Speaking at the event, Ben- Dahan, who was born in Morocco, said that the festival provides a message of unity.

“The Mimouna festivities symbolize, above all, the unity of the Jewish people around the world in the belief and trust of the coming of the Messiah,” the minister said.

Ben-Dahan explained that the rabbis of Morocco worried that at the end of the Passover holiday, a time defined by freedom and redemption, the Jews of the community would still not feel redeemed. The rabbis feared the community would be despondent and their faith in their ultimate redemption would decrease.

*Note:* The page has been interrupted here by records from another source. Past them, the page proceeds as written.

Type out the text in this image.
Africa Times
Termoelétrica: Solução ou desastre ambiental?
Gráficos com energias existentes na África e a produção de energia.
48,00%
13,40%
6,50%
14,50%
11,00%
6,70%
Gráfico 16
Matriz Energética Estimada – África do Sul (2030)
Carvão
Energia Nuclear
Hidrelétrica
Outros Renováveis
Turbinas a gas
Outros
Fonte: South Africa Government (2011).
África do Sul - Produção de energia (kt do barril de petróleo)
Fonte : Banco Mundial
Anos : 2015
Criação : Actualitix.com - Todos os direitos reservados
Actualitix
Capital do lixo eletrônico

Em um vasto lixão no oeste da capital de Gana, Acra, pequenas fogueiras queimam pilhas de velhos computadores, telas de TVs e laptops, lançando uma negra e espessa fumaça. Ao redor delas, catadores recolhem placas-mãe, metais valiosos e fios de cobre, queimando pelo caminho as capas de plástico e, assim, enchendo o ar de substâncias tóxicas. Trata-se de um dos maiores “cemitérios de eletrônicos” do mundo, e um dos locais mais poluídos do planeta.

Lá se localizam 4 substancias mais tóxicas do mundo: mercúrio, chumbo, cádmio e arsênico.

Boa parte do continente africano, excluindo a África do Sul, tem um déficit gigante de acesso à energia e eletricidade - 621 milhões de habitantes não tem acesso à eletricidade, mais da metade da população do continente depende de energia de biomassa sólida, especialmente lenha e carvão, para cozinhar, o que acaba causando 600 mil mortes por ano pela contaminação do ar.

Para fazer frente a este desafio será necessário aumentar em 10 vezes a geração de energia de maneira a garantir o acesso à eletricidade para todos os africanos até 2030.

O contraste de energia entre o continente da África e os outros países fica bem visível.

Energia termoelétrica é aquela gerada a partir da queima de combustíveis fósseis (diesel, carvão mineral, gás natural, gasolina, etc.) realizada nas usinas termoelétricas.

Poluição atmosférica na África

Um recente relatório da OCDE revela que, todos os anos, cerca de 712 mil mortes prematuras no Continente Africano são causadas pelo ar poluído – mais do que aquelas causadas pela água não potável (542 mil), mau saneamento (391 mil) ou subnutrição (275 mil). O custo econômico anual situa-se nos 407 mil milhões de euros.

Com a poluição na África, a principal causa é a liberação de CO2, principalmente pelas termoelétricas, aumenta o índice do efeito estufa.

The rabbis therefore established the tradition “to strengthen the faith and trust [of the community] in the redemption of the Jewish people and the coming of the Messiah,” Ben-Dahan said.

Chetboun, whose parents immigrated from Morocco to Israel, lauded the celebration as a cultural contribution to the state.

“The Mimouna is the warmth and hospitality which immigrants from Morocco and North Africa contributed to Israeli society,” Chetboun said.

“Above the arguments and the differences between cultures and communities, and for sure beyond the political arguments, we are all one people and its important to remember this.

“We must also remember the spiritual value of the Mimouna as a sign of the expectation and yearning for the coming of the redeemer at the end of Passover, from the redemption of Egypt to the future redemption.”

Jerusalem Mayor Nir Barkat also attended a Mimouna in the capital, saying that the holiday unites the people and the country.

Economy and Trade Minister and Bayit Yehudi leader Naftali Bennett attended a Mimouna in the southern city of Netivot and helped make the muflettot at the event.

Prime Minister Binyamin Netanyahu and his wife Sara also attended a Mimouna festival, traveling to a local celebration in Or Akiva.